The proposal selected for a grant was designed by the L.A. Mayor’s Office of Sustainability and will serve about 7,000 residents in some of L.A.’s working-class communities (Fact Sheet). This type of program will be essential in helping California reach its ambitious climate goals to put 1.5 million electric vehicles on the road by 2025, cut petroleum use by half by 2030, and make real progress in Los Angeles’ Sustainable City Plan.
“Fighting smog and climate change so that our kids can breathe clean air requires more transportation options that don’t rely on dirty fossil fuels,” Senator De León said. “This electric car-sharing pilot project offers a glimpse of the future, and represents the type of shift in policy, infrastructure, and behavior that we need.”
“Our EV car sharing pilot is a perfect example of how our State's Cap and Trade dollars should be put to work: providing transportation options for Angelenos in need, and helping us achieve our clean air goals outlined in my Sustainable City pLAn," said Los Angeles Mayor Eric Garcetti. "I commend Senator Kevin de León's leadership in creating the Charge Ahead program and thank CARB for selecting L.A. for this important grant."
“Once again California is putting its money where its mouth is -- by making the cleanest cars available in neighborhoods and communities where they are most needed," said California Air Resources Board Chair Mary D. Nichols.
“The size and scope of this endeavor make it an unprecedented public investment in shared mobility,” said Sharon Feigon, Executive Director of the Shared-Use Mobility Center (SUMC) – a national, public-interest organization working to foster collaboration in shared transportation. “This unique project will increase access to transportation for hundreds of thousands of Angelenos, while at the same time attracting new private-sector investment, increasing public awareness of electric vehicles and cutting congestion and harmful emissions,” she said.
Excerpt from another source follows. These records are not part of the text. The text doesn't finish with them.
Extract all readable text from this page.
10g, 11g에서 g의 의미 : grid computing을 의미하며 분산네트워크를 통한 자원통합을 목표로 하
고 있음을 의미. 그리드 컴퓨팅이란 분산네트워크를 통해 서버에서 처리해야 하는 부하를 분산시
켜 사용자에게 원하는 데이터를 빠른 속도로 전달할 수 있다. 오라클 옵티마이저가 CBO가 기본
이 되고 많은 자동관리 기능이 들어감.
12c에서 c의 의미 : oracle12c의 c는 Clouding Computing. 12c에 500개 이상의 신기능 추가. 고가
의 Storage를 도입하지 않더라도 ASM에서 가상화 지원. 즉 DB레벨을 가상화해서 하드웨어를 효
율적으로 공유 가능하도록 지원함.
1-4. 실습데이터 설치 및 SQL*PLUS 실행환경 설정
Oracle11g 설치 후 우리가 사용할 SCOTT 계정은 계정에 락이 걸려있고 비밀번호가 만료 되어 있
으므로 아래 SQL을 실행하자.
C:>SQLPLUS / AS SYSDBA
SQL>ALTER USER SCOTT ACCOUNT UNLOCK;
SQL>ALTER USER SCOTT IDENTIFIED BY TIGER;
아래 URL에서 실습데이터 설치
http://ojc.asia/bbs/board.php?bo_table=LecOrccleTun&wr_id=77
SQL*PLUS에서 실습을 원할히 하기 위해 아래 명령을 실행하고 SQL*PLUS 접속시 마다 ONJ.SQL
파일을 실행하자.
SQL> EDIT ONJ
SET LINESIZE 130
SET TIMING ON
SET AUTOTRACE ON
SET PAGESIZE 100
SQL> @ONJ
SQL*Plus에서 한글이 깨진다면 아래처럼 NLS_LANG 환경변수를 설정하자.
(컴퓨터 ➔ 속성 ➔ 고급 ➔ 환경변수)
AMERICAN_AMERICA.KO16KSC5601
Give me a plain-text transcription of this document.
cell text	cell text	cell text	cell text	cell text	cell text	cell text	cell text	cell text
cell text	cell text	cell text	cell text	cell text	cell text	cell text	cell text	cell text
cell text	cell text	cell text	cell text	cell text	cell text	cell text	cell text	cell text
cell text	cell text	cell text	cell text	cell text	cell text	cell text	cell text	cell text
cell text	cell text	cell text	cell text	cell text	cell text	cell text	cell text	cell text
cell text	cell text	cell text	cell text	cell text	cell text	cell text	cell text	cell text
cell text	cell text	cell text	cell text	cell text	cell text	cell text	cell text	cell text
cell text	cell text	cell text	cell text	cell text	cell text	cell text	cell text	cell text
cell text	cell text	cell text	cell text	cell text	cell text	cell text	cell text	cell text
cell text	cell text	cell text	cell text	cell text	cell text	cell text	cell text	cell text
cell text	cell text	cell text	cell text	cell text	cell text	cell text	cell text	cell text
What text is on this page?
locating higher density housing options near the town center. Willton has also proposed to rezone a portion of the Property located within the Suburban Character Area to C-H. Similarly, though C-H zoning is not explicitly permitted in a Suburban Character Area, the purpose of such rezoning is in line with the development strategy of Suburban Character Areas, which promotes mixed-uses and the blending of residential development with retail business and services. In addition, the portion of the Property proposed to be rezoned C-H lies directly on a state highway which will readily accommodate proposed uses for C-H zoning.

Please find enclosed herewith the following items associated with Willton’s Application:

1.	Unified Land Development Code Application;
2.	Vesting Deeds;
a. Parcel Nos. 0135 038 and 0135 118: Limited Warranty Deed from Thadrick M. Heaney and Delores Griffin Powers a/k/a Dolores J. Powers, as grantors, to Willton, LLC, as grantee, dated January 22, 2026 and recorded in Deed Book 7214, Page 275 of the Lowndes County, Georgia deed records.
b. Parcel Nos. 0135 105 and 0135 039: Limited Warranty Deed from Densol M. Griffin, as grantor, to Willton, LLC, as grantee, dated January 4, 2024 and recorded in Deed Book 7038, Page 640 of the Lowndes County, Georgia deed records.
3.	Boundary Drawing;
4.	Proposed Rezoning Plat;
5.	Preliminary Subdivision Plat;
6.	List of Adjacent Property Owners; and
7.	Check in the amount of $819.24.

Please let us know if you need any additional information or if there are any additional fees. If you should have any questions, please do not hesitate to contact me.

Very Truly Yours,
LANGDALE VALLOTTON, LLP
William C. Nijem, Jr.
“Thanks to the leadership of Governor Brown, Senate President Pro Tem De León, ARB Chair Mary Nichols and Mayor Garcetti, low-income Angelenos will soon have more options for getting from point A to B, all while cleaning up our air, improving public health and protecting our climate,” said Michelle Kinman, clean energy advocate with Environment California. “This pioneering car sharing pilot project has the potential to jumpstart the clean vehicle revolution in diverse communities throughout California and beyond.”
The pilot project will educate residents about car sharing and transportation alternatives, install electric vehicle charging stations, and introduce a car sharing fleet of advanced technology electric vehicles. The Los Angeles Department of Water and Power, the largest municipal utility in the nation, will provide support for the EV infrastructure.
Federal surveys of American households have found that half of all trips we make are three miles or less and nearly one third of all trips are one mile or less. Today in Los Angeles, only 26% of trips are made by walking, biking or transit, and only about 1% of trips use shared transportation like car-sharing. This electric vehicle car-sharing program will offer clean, affordable transportation choices for families without contributing to our air quality challenges or to climate change.
Several community organizations have taken an active role to get this program off the ground: Environment California, Communities for a Better Environment, Enterprise Community Partners, Coalition for Clean Air, La Mas, Korean Immigrant Workers Alliance (KIWA), Move LA, PATH Ventures, T.R.U.S.T. South LA, East Los Angeles Community Corporation, and the Natural Resources Defense Council.